4.11.2020

„Von Ewigkeit zu Ewigkeit. Amen!“ (Gal 1,5)

Der Begriff Ewigkeit leitet sich ab von ēwa, ēwī (ahd.) = Gesetz; Ewigkeit. Noch im 16. Jh. betete man „von ewen zu ewen. Ewigkeit existiert unabhängig von dem Phänomen Zeit; denn sie hat weder einen zeitlichen Anfang noch ein zeitliches Ende.

Durch Augustinus (354-439) hat der Begriff „Ewigkeit“ die Bedeutung der „Zeitlosigkeit“ angenommen. Er hatte bereits im 4. Jh. aus rein theologisch-philosophischen Erwägungen heraus die Idee vertreten, die Zeit sei nichts Ewiges, sondern zusammen mit der Welt entstanden.

Forscher halten es für möglich, daß der Urknall nur einer in einer unendlichen Folge von Urknallen ist. Sollte dem so sein, ließe sich die augenblickliche Expansionsphase als ein vermutlich noch einige Trillionen Jahre anhaltender vorübergehender Zustand ansehen, in dem alle Sterne erlöschen werden und alles Leben sterben wird sowie das Weltall zwar in sich zusammenstürzen, aber danach wieder expandieren wird. Aus diesem „Big Bang“ könnte dann neue Materie entstehen, die wiederum Galaxien, Welten für neues Leben und möglicherweise auch neue Zivilisationen gebiert.

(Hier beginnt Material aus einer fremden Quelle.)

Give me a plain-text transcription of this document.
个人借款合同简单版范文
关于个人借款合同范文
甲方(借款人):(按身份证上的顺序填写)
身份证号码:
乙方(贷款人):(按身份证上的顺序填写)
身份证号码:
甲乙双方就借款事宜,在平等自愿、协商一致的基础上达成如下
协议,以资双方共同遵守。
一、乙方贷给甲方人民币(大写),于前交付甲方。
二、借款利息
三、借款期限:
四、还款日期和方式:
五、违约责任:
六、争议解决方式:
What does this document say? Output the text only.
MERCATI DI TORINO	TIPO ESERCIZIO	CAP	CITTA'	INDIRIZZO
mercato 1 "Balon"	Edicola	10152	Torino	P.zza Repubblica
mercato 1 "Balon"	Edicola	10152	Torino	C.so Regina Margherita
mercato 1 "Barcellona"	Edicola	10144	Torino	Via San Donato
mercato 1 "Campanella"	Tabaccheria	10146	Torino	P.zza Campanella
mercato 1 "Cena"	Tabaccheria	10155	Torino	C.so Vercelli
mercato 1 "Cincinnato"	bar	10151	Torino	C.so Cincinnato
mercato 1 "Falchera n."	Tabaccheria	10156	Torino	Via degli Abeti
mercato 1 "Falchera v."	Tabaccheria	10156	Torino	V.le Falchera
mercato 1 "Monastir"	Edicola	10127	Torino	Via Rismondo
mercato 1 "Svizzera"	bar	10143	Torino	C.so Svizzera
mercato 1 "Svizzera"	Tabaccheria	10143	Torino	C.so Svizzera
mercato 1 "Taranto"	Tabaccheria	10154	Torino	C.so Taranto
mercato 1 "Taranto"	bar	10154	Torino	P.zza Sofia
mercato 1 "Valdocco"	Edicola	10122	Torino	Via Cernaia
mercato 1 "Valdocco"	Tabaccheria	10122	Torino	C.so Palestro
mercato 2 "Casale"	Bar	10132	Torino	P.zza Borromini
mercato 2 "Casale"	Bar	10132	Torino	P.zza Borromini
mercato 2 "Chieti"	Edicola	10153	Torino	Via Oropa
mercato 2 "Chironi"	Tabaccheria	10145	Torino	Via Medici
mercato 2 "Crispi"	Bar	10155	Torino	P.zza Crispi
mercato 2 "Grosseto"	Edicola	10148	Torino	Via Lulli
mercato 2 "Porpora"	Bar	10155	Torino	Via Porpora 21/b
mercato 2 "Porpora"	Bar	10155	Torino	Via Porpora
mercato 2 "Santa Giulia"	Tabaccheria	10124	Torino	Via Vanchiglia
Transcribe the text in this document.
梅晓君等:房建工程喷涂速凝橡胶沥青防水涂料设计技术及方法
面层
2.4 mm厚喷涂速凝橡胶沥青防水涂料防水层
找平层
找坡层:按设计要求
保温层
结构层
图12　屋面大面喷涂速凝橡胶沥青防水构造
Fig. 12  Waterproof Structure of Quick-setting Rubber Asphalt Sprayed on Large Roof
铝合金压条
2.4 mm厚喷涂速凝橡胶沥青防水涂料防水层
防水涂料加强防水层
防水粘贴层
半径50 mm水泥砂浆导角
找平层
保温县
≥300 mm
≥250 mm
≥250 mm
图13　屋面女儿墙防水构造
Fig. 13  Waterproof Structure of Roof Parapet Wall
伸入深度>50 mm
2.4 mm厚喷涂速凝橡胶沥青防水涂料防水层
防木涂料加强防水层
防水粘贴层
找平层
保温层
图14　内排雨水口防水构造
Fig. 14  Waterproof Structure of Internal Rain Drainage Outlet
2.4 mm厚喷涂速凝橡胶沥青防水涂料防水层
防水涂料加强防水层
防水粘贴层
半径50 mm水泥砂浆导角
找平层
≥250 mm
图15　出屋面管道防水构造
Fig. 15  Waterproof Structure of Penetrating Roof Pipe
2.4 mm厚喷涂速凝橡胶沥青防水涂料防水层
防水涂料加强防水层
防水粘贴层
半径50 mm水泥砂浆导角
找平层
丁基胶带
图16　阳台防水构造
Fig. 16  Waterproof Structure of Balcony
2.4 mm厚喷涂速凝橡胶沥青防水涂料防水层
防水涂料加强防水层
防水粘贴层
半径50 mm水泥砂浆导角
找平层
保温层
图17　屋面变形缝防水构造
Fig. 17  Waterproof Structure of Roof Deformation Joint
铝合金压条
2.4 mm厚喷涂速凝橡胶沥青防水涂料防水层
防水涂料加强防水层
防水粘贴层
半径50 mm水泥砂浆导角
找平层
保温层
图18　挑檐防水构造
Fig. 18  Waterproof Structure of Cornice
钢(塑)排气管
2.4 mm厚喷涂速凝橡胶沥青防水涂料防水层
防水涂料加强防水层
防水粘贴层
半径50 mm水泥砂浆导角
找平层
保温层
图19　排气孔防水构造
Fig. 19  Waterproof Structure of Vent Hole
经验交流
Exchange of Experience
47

Zeit ist eine der grundlegenden Erfahrungen der Menschheit. Sie entzieht sich jeder rationalen Er­­­klärung. Dauert die Zeit ewig oder hat sie einen Anfang? Hat sie ein Ende? Was bedeutet die Trennung von Vergangen­heit, Gegenwart und Zukunft? Zeit ist eine Inkarnation der Transzendenz, eine Pause von der Ewigkeit.

Was legt fest, in welche Richtung sich Zukunft und Ver­gangenheit einordnen? Viele kulturelle Gepflogenheiten spie­­len dabei eine Rol­le, zum Beispiel die Schreibrichtung. Für Men­schen, die von links nach rechts schreiben, wie unter ande­ren die Europäer, fließt auch die Zeit in diese Richtung. Für Ara­ber und Hebräer hingegen verläuft sie von rechts nach links, genau wie deren Schreib­richtung. Menschen nutzen räum­li­che Konzepte so, wie ihre Herkunft und ihr kulturelles Umfeld sie widerspiegeln. So malen zum Beispiel Europäer Zeit­­pfei­le von links nach rechts, lassen vergangene Ereignisse „hin­ter sich“ und schauen „nach vorn“. Andere Kulturen be­schrei­ben die Zeit räum­lich auf an­dere Weise. Für die Ayma­ra- und Quechua-In­dianer in den Anden liegt die Zukunft hin­ten. Das Wort Zu­kunft heißt bei ihnen „qhipa = dahinter“. In der Vorstellung die­­ser Menschen befindet sich die Zukunft hinter ihnen und die Vergangenheit vor ihnen; denn das Vergangene ist bekannt und liegt klar sichtbar vor ihnen. Daher heißt die Vergangen­heit in ihren Sprachen auch „nawpa ­= ­­davor“.

Es ist eine Kunst der Natur, daß nicht alles gleichzeitig ge­schieht. Der Umgang mit Unendlichkeit und Ewigkeit über­for­dert den menschlichen Geist. Unendlichkeit ist schon ein Wi­der­spruch in sich, da sich bereits der Begriff aus lauter End­lich­keiten zusam­mensetzt.

Heinz Reick:
Sprache und Unendlichkeit

Der Grenze zum ewig Unendlichen nähern sich alle Worte der Suchenden, bleiben in dieser versuchten Annäherung, geben manchmal eine Ahnung von Erfüllendem und werden von drüben mit Lichtworten durchwoben, weil umfassende Göttlichkeit sich der Suchenden erbarmt, ihnen so Trost schenkt und sie zum Trösten gnadenhaft beruft. Und wenn so Suchende dieses Gna­dengeschenk nur dankbar und ohne Besitzanspruch anneh­men, in geistiger Armut und in Sehn­sucht nach dem Vollkom­me­nen bleiben, kann in einem Jetzt des ewig Unaus­sprech­lichen den Suchenden kurzes Finden geschenkt sein, weiter in beglückender Erinnerung dann all ihren Worten neues Licht geben, doch auch wieder an der Grenze zum ewig und unerreichbar absolut Unendlichen.